Lately there is much talk of the surge in natural gas supplies, their falling prices, and predictions of greatly expanded use. Two key technologies, hydraulic fracturing (fracking) and horizontal drilling, have made accessible enormous quantities of an unconventional resource shale gas. The Energy Information Administration of the Department of Energy estimates technically recoverable shale gas resource at 827 trillion cubic feet (tcf), almost four times the proved reserves of natural gas of 245 tcf. There are also an estimated 1500 tcf of unproved conventional resources, and a good fraction of these may also become available at some pint in the future.
When expressed in CMO units (cubic mile of oil equivalents) the proved reserves, shale resource, and unproved resources are only 1.6, 5.4, and 9.8 CMO respectively, and it is clear that they can only make a modest contribution to the overall global energy scene.
The unleashing of natural gas from shale is good news. About a third of the natural gas is used for producing hydrogen, which in turn is used industrially to refine fuels or produce fertilizers. The large availability of natural gas at relatively low cost has allowed US refineries to increase their output. Monthly exports of finished petroleum products hovered around 25 millions barrels per month for 20 years between 1985 and 2005. Since 2005, the monthly exports of finished products from the US have grown to about 80 million barrels per month, which has also helped with the balance of payments.
The shale gas provides the US with an energy resource that is much cleaner than coal and has about one-half its carbon footprint.

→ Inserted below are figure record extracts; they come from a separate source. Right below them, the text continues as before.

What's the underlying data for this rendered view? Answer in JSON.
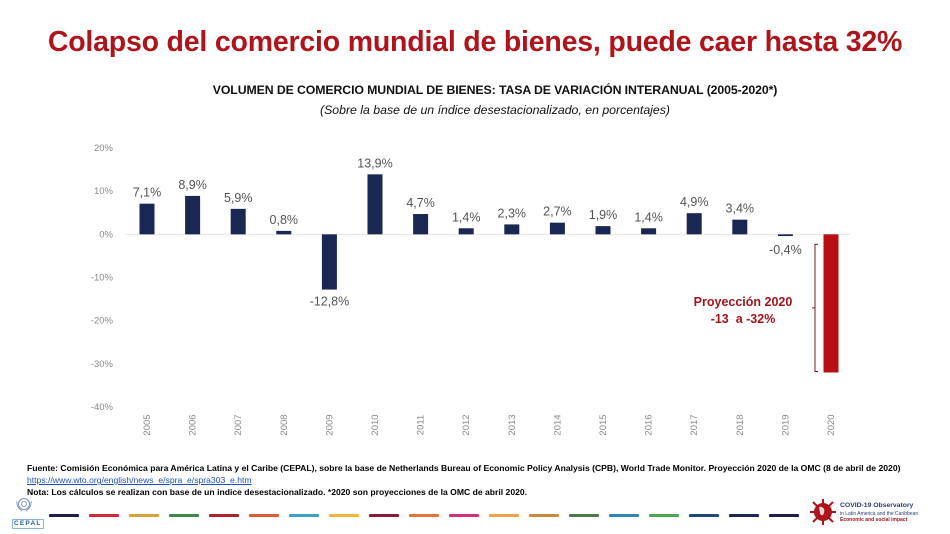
{
  "headline": "Colapso del comercio mundial de bienes, puede caer hasta 32%",
  "colors": {
    "headline": "#b0141b",
    "bar_historical": "#1b2753",
    "bar_projection": "#b80f14",
    "annotation": "#a3141b"
  },
  "chart_data": {
    "type": "bar",
    "title": "VOLUMEN DE COMERCIO MUNDIAL DE BIENES: TASA DE VARIACIÓN INTERANUAL (2005-2020*)",
    "subtitle": "(Sobre la base de un índice desestacionalizado, en porcentajes)",
    "xlabel": "",
    "ylabel": "",
    "categories": [
      "2005",
      "2006",
      "2007",
      "2008",
      "2009",
      "2010",
      "2011",
      "2012",
      "2013",
      "2014",
      "2015",
      "2016",
      "2017",
      "2018",
      "2019",
      "2020"
    ],
    "values": [
      7.1,
      8.9,
      5.9,
      0.8,
      -12.8,
      13.9,
      4.7,
      1.4,
      2.3,
      2.7,
      1.9,
      1.4,
      4.9,
      3.4,
      -0.4,
      -32
    ],
    "data_labels": [
      "7,1%",
      "8,9%",
      "5,9%",
      "0,8%",
      "-12,8%",
      "13,9%",
      "4,7%",
      "1,4%",
      "2,3%",
      "2,7%",
      "1,9%",
      "1,4%",
      "4,9%",
      "3,4%",
      "-0,4%",
      ""
    ],
    "projection_index": 15,
    "ylim": [
      -40,
      20
    ],
    "yticks": [
      20,
      10,
      0,
      -10,
      -20,
      -30,
      -40
    ],
    "ytick_labels": [
      "20%",
      "10%",
      "0%",
      "-10%",
      "-20%",
      "-30%",
      "-40%"
    ],
    "grid": false,
    "legend": "none",
    "annotation": {
      "line1": "Proyección 2020",
      "line2": "-13  a -32%",
      "range": [
        -13,
        -32
      ]
    }
  },
  "footer": {
    "source": "Fuente: Comisión Económica para América Latina y el Caribe (CEPAL), sobre la base de Netherlands Bureau of Economic Policy Analysis (CPB), World Trade Monitor. Proyección 2020 de la OMC (8 de abril de 2020)",
    "link": "https://www.wto.org/english/news_e/spra_e/spra303_e.htm",
    "note": "Nota: Los cálculos se realizan con base de un indice desestacionalizado. *2020 son proyecciones de la OMC de abril 2020."
  },
  "stripe_colors": [
    "#1b1f4a",
    "#d0283a",
    "#d6a336",
    "#3f8a4a",
    "#b0202e",
    "#e05a3a",
    "#3aa1c8",
    "#f1b53c",
    "#8b1a35",
    "#e5733a",
    "#d62e7a",
    "#f2a246",
    "#c98a3a",
    "#4c7a45",
    "#2f86b8",
    "#4ba84e",
    "#1d4a78",
    "#1b2a5a",
    "#1b1f4a"
  ],
  "logos": {
    "cepal": "CEPAL",
    "covid_title": "COVID-19 Observatory",
    "covid_sub1": "in Latin America and the Caribbean",
    "covid_sub2": "Economic and social impact"
  }
}
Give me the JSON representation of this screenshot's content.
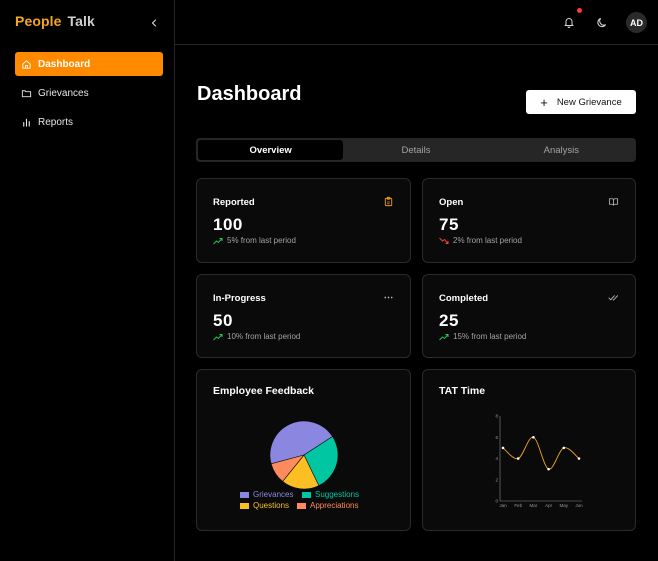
{
  "brand": {
    "part1": "People",
    "part2": "Talk"
  },
  "sidebar": {
    "items": [
      {
        "label": "Dashboard",
        "icon": "home-icon",
        "active": true
      },
      {
        "label": "Grievances",
        "icon": "folder-icon",
        "active": false
      },
      {
        "label": "Reports",
        "icon": "bar-chart-icon",
        "active": false
      }
    ]
  },
  "topbar": {
    "avatar_initials": "AD"
  },
  "main": {
    "title": "Dashboard",
    "new_button_label": "New Grievance",
    "tabs": [
      {
        "label": "Overview",
        "active": true
      },
      {
        "label": "Details",
        "active": false
      },
      {
        "label": "Analysis",
        "active": false
      }
    ]
  },
  "stats": [
    {
      "label": "Reported",
      "value": "100",
      "trend": "5% from last period",
      "direction": "up",
      "icon": "clipboard-icon"
    },
    {
      "label": "Open",
      "value": "75",
      "trend": "2% from last period",
      "direction": "down",
      "icon": "book-open-icon"
    },
    {
      "label": "In-Progress",
      "value": "50",
      "trend": "10% from last period",
      "direction": "up",
      "icon": "ellipsis-icon"
    },
    {
      "label": "Completed",
      "value": "25",
      "trend": "15% from last period",
      "direction": "up",
      "icon": "double-check-icon"
    }
  ],
  "colors": {
    "accent": "#ff8a00",
    "up": "#22c55e",
    "down": "#ef4444",
    "stat_icon_reported": "#f59e0b",
    "line": "#f0a020"
  },
  "chart_data": [
    {
      "type": "pie",
      "title": "Employee Feedback",
      "categories": [
        "Grievances",
        "Suggestions",
        "Questions",
        "Appreciations"
      ],
      "values": [
        45,
        27,
        18,
        10
      ],
      "colors": [
        "#8b87e0",
        "#00c7a1",
        "#fbbf24",
        "#ff8a5c"
      ]
    },
    {
      "type": "line",
      "title": "TAT Time",
      "categories": [
        "Jan",
        "Feb",
        "Mar",
        "Apr",
        "May",
        "Jun"
      ],
      "values": [
        5,
        4,
        6,
        3,
        5,
        4
      ],
      "ylim": [
        0,
        8
      ],
      "yticks": [
        "0",
        "2",
        "4",
        "6",
        "8"
      ]
    }
  ]
}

Natural gas-fired power plants operating in combined cycle mode (NGCC) emit less than 400 g CO2/Kwh, whereas a typical coal-fired plant emits 850 g for the same kWh. Natural gas power plants also have low capital expense: about $700/Kw capacity compared to $1400-$2000 per kW for a coal-fired plant. In the past, the gas price was high, and so the natural gas was generally used for providing power during periods of peak demand, while the coal-fired or nuclear plants were used for base power. However, if the gas price is low (<$2.00/MMBtu), there is no reason why NGCC plants could not be used to provide base power.
A few years ago the US was slated on becoming a major gas importer, in anticipation of which facilities from handling liquefied natural gas (LNG) were being built. Now it appears that US could make use of those facilities for exporting LNG. Since shutting down most of their nuclear plants, Japan and Germany have increased import of natural gas. LNG export represents a likely expansion market for US natural gas.
Apart from its use in electric power production, natural gas can also be used to fuel transportation. Although its lower volumetric energy density than gasoline or diesel may pose challenges to its use in certain types of vehicles, there exist ample opportunities for its use in delivery vans, buses, and even long-haul trucks where its operating cost advantage could outweigh the initial outlay for conversion and installing a larger tank or the inconvenience of more-frequent fueling.
The current annual consumption of natural gas in the US is around 22 tcf, and the added shale gas is a very welcome relief as is portends a supply of about 38 years—but that is at the current rate of consumption. If the consumption continues to increases at its historical average of 2.0%/yr this amount would be exhausted in 29 years, and even sooner at a higher growth rate as is expected from the opening of newer markets. The best part of it is that it buys us time to develop alternatives that can make a lasting impact.